2016 will be an exciting year for the ICON mission. This year will see the assembly and test of the complete scientific payload (the collection of instruments and telescopes ICON will carry), the completion of the spacecraft (the main body of the satellite), and when these come together, the assembly and test of the full ICON observatory.

Over the next two months, all of the ICON instruments, the Instrument Control Package (ICP), and other key components will be delivered to the Space Dynamics Laboratory (SDL) in Utah for integration into the payload. Once integrated into a single payload package, it will undergo specialized vibration and vacuum tests to simulate the conditions of launch and operations on orbit.

Once the payload performance has been confirmed, the payload package will be delivered to Orbital ATK in Virginia, who are building the main body of the spacecraft, called the “bus”. Delivery is planned for mid-year, which will give Orbital ATK ample opportunity to test the entire observatory and prepare it for integration with the Pegasus launch vehicle in Spring of 2017.

Meanwhile, the science team will be busy completing the software needed to download and manipulate the data taken by ICON’s instruments to prepare the data pipeline for receipt of real (rather than simulated) data soon after launch in June of 2017.

Follow the mission’s progress at http://icon.ssl.berkeley.edu/News/Blog or on twitter @NASASunEarth

While the IVM enjoys many years of heritage, the ICON IVM has improvements and modifications that will produce measurements of the plasma drift with unprecedented sensitivity to achieve the ICON science goals. 

The second IVM (IVM-B) fabrication is following closely behind IVM-A and is in the final phases of test and assembly. IVM-B faces in the aft direction on the spacecraft during normal operations, when the remote sensing optical instruments view the northern hemisphere. However, it will be activated during operations when the spacecraft is rotated to allow the optical instruments to view the southern hemisphere.

The preliminary alignment for the Far Ultraviolet Spectrograph (FUV) instrument using visible wavelength light has been completed at Lockheed Martin. The next phase of testing will see the instrument ship to Belgium to complete the alignment in the FUV in a specialized vacuum chamber.

The FUV ICON instrument has an articulating field of view. In order to accommodate this, special machinery is required to rotate the instrument during alignment, testing and calibration while inside the vacuum chamber. Centre Spatial de Liege (CSL) in Belgium will provide this unique ultraviolet vacuum facility.

The design for the FUV instrument is such that the optical system can be focused using visible light and a visible grating, as well as FUV light and grating. This is preferable, since alignment using UV must be performed in a vacuum chamber, which makes it more challenging to conduct the alignment.

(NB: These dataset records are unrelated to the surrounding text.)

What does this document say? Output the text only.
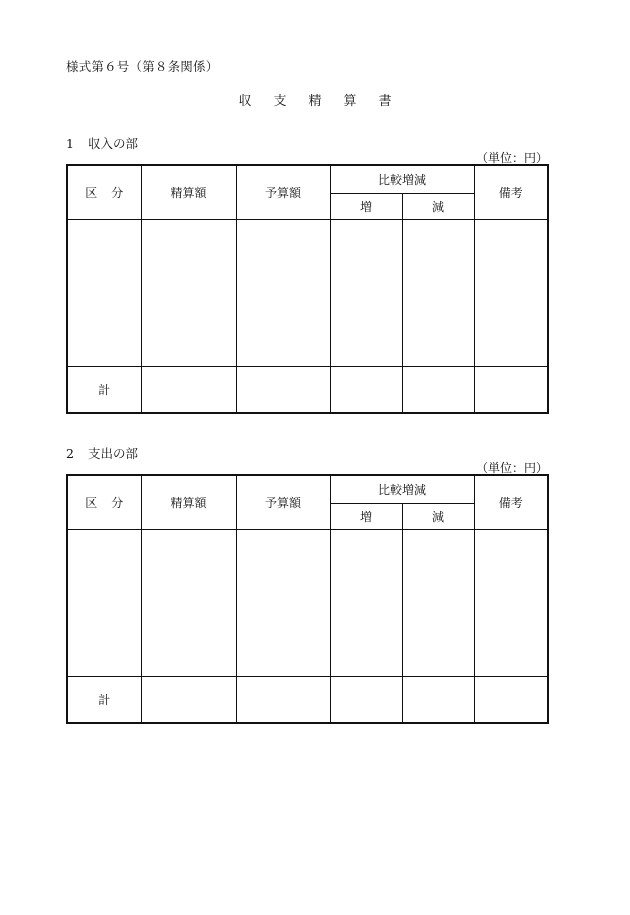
様式第６号（第８条関係）
収支精算書
1 収入の部
（単位：円）
区分	精算額	予算額	比較増減		備考
			増	減	

計					
2 支出の部
（単位：円）
区分	精算額	予算額	比較増減		備考
			増	減	

計					
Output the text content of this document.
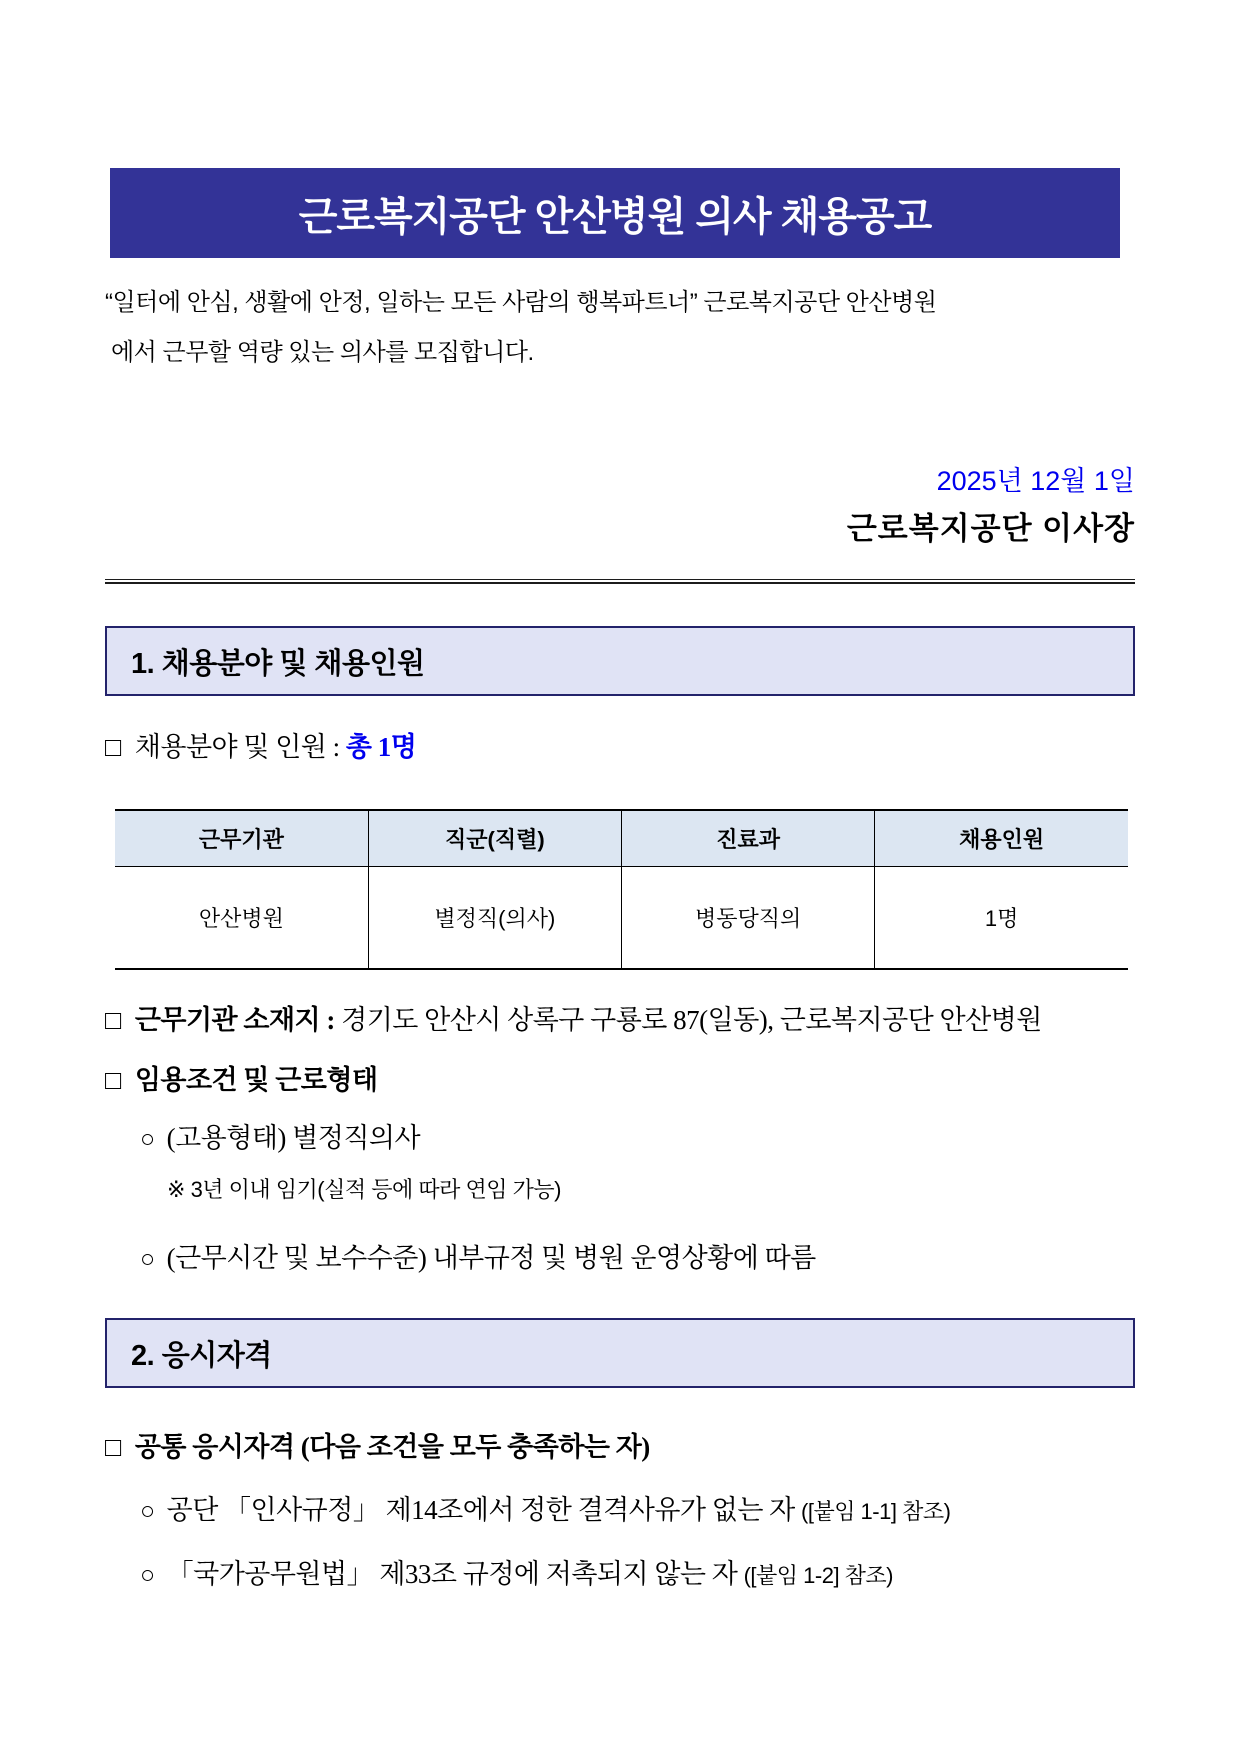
근로복지공단 안산병원 의사 채용공고
“일터에 안심, 생활에 안정, 일하는 모든 사람의 행복파트너” 근로복지공단 안산병원
에서 근무할 역량 있는 의사를 모집합니다.
2025년 12월 1일
근로복지공단 이사장
1. 채용분야 및 채용인원
□ 채용분야 및 인원 : 총 1명
근무기관	직군(직렬)	진료과	채용인원
안산병원	별정직(의사)	병동당직의	1명
□ 근무기관 소재지 : 경기도 안산시 상록구 구룡로 87(일동), 근로복지공단 안산병원
□ 임용조건 및 근로형태
○ (고용형태) 별정직의사
※ 3년 이내 임기(실적 등에 따라 연임 가능)
○ (근무시간 및 보수수준) 내부규정 및 병원 운영상황에 따름
2. 응시자격
□ 공통 응시자격 (다음 조건을 모두 충족하는 자)
○ 공단 「인사규정」 제14조에서 정한 결격사유가 없는 자 ([붙임 1-1] 참조)
○ 「국가공무원법」 제33조 규정에 저촉되지 않는 자 ([붙임 1-2] 참조)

Over the past four weeks, the SSL team has been traveling to Lockheed Martin where the instruments’ mirrors were carefully adjusted to achieve best focus and optimum spectral performance at visible wavelengths. The visible wavelengths chosen were suitably scaled to simulate performance at the FUV operating wavelength.

The next phase of testing will see the optics package ship to Centre Spatial de Liege (CSL) in Belgium. After verifying the visible alignments were maintained, and no shifts happened during transport, the UV grating and the two UV cameras will be installed and UV alignment will begin.

ICON’s Michelson Interferometer for Global High-resolution Thermospheric Imaging (MIGHTI) instrument includes two identical optical assemblies, one for each of the perpendicular fields of view that will observe thermospheric wind-vector and temperature profiles. An engineering unit of the optical assembly was completed and successfully vibration tested in June 2015 at the Naval Research Laboratory.

ICON's Extreme Ultraviolet (EUV) instrument is an “imaging spectrometer”. Its 2 dimensional detector records spectral information over the range 58.4 to 83.4 nm in the one direction, and records 12 degree wide x 1/4 degree high slices of the sky over a 16 degree field of view in the other direction.

In preparation for alignment of the toroidal grating used in the EUV instrument, an optical system has been setup to simulate the cylindrical wavefront. This simulates the instrument’s view for each slice of sky while in orbit. The optical set up consists of a convex sphere and a concave toroid that produces a line image on the EUV entrance slit to simulate what EUV will observe in space. This optics pair will be used to first align the EUV instrument using visible light, then the final alignment will take place in a vacuum chamber using EUV radiation, since EUV light is not transmitted in air.